Burn and Proof of Attendance

When a ticket is scanned at the door, it's burned — consumed on-chain. But burning doesn't erase it. The burned ticket becomes a permanent, verifiable proof-of-attendance record. This opens the door to post-event utility: collectable tokens, artist airdrops to verified attendees, discount access for loyal fans.

Loyalty Points

A points contract lets organisers reward repeat attendees. Because it's on-chain, these points are portable and verifiable. An organiser doesn't need a partnership agreement to honour points earned at another venue — they can simply read the chain.

Why Open Source?

There are three reasons, and none of them are altruistic posturing.

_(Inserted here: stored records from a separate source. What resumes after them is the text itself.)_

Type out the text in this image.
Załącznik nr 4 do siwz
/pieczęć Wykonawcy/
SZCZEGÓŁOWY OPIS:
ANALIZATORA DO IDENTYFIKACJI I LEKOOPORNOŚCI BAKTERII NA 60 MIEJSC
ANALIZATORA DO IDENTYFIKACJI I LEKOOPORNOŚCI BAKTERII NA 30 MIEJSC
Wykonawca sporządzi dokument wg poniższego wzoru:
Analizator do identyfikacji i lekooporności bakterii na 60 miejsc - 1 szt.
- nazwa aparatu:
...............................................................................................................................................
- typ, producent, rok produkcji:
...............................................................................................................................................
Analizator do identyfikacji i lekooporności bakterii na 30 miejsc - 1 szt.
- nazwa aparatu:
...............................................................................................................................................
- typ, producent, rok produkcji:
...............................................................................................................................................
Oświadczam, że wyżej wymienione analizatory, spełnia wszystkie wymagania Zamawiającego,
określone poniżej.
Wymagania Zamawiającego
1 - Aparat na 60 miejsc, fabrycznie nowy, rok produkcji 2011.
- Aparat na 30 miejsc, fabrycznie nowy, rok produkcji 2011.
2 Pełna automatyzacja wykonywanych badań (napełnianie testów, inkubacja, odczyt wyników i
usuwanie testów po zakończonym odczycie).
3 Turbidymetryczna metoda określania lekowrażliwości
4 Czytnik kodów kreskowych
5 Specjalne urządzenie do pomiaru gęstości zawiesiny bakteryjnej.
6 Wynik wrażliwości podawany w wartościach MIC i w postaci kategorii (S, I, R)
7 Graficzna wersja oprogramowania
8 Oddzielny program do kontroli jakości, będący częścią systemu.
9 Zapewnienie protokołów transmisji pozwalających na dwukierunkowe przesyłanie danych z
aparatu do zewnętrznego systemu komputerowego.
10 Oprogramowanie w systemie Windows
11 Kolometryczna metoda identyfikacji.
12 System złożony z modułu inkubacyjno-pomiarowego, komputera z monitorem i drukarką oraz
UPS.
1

It proves integrity. When your business model depends on trust — and ticketing absolutely does — the strongest thing you can say is "verify it yourself." Open-sourcing the contracts is the logical conclusion of building on a public ledger. If the chain is transparent but the code is proprietary, you've just moved the trust problem, not solved it.

It invites scrutiny. Security in smart contracts improves when more eyes are on the code. We'd rather have independent developers find an edge case than discover it in production. The contracts have been tested and audited, but open-sourcing them extends that review process to the entire community.

It raises the bar. If competitors want to match this level of transparency, they'll need to open their code too. That's good for the industry. The more platforms that prove their logic publicly, the harder it becomes for opaque incumbents to justify their black-box pricing.

What This Means for Organisers

If you're evaluating ticketing platforms, you now have something you've never had before: the ability to read exactly what happens to your money, your tickets, and your customer data. Not a terms-of-service document. Not a sales deck. The actual logic.

You can verify that resale caps work the way we say they do. You can confirm that royalties route correctly. You can see exactly how ticket supply and pricing are enforced.

That's not a feature. It's a standard that the rest of the industry should meet.

Where to Find the Code

The contracts are live on GitHub with full documentation. We've included inline comments explaining the business logic behind each function, a test suite you can run locally, and deployment guides if you want to inspect the contracts on a testnet.

Whether you're a developer evaluating the architecture, an organiser deciding which platform to trust, or a fan who wants to understand how your ticket actually works — the code is there. Read it.